Oberbürgermeister unter Beschuss
Loveparade: Die Stadt Duisburg soll Sicherheitsvorschriften missachtet haben. Inzwischen steigt die Zahl der Toten auf 20.
Duisburg. Der Druck auf Duisburgs Oberbürgermeister Adolf Sauerland (CDU) wird immer größer. Nach und nach werden weitere Details bekannt, nach denen die Stadt Duisburg offenbar Warnungen ignoriert und bestehende Sicherheitsvorschriften ausgehebelt haben soll.
Gestern Mittag verdichteten sich Hinweise, der Oberbürgermeister werde wegen dieser offenbar gravierenden Fehlplanungen zurücktreten. Am Nachmittag lehnte Sauerland diese Forderung aber in einer schriftlichen Stellungnahme ab. "Ich kann diese Forderung nachvollziehen. Und dennoch müssen wir uns die Zeit nehmen dürfen, zunächst die schrecklichen Ereignisse aufzuarbeiten", heißt es in dem Schreiben, das auf der Homepage der Stadt veröffentlicht wurde.
Zuvor hatte "Spiegel Online" unter Berufung auf ein internes Verwaltungsdokument aus Duisburg über Schwachstellen des Sicherheitskonzepts bei der Großveranstaltung berichtet.
So habe der Veranstalter nicht die sonst vorgeschriebene Breite der Fluchtwege einhalten müssen. Zugleich sei das Gelände ausdrücklich nur für 250 000 Menschen zugelassen gewesen. Die Veranstalter hatten jedoch 500000 Menschen bei der Stadt angemeldet. Wieviele Menschen letztlich genau nach Duisburg gekommen waren, blieb gestern noch unklar. Die Polizei widersprach früheren Berichten, wonach am Samstag 1,4 Millionen Raver zu der Techno-Party gekommen waren.
Kritik am Sicherheitskonzept der Techno-Parade kommt auch von der Deutschen Polizeigewerkschaft. "Ich habe vor einem Jahr Duisburg als ungeeignet für die Loveparade abgelehnt und bin dafür als Spaßverderber und Sicherheitsfanatiker beschimpft worden", sagte der Bundesvorsitzende der Polizeigewerkschaft, Rainer Wendt.
Der ehemalige Bochumer Polizeipräsident Thomas Wenner (62) erstattete unterdessen Anzeige gegen Oberbürgermeister Sauerland sowie leitende Beamte der Stadt und die Veranstalter. Die Staatsanwaltschaft beschlagnahmte Unterlagen der Organisatoren. Die Ermittlungen wegen fahrlässiger Tötung stünden jedoch noch am Anfang, sagte Staatsanwalt Rolf Haverkamp in Duisburg.

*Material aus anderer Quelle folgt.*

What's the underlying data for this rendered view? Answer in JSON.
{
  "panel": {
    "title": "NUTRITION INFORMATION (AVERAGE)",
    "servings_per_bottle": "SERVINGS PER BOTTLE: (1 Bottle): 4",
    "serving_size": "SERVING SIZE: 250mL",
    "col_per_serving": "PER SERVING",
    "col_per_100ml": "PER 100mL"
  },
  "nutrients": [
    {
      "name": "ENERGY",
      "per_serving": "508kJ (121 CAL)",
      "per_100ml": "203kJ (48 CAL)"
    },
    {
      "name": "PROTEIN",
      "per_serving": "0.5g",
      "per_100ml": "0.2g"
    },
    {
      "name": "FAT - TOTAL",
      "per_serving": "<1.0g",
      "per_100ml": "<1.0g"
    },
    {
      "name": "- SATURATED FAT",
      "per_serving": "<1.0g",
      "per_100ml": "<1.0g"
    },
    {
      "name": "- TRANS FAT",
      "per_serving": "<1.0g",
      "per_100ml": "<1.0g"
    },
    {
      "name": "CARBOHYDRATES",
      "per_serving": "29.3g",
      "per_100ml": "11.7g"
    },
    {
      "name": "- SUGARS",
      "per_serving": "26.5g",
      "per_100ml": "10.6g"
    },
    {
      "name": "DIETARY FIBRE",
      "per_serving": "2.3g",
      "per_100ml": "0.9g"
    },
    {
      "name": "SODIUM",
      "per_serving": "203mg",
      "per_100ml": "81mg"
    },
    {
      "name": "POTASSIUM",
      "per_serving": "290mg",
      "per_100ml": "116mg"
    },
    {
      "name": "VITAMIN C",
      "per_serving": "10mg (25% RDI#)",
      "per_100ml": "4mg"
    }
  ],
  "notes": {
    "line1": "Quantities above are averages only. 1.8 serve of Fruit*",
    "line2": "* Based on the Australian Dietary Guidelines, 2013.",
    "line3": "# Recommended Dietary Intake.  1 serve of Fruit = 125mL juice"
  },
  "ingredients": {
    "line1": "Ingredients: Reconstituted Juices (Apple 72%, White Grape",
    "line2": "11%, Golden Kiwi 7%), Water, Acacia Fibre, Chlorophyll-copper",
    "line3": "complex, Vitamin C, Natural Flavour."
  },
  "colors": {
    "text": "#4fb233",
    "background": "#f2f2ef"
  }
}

Möglicherweise werden Fehlleistungen bei der Vorbereitung der Loveparade auch Inhalt einer parlamentarischen Untersuchungskommission. Die Einrichtung eines solchen politischen Gremiums hat die CDU/CSU-Bundestagsfraktion verlangt.
Die Zahl der Toten erhöhte sich am Montag auf 20. Eine 21-Jährige erlag in einer Duisburger Klinik ihren schweren Verletzungen. Die Polizei gab die Zahl der Verletzten mit 510 an, von denen 283 in Krankenhäusern behandelt werden mussten. 41 Verletzte waren am Montag noch in umliegenden Kliniken untergebracht.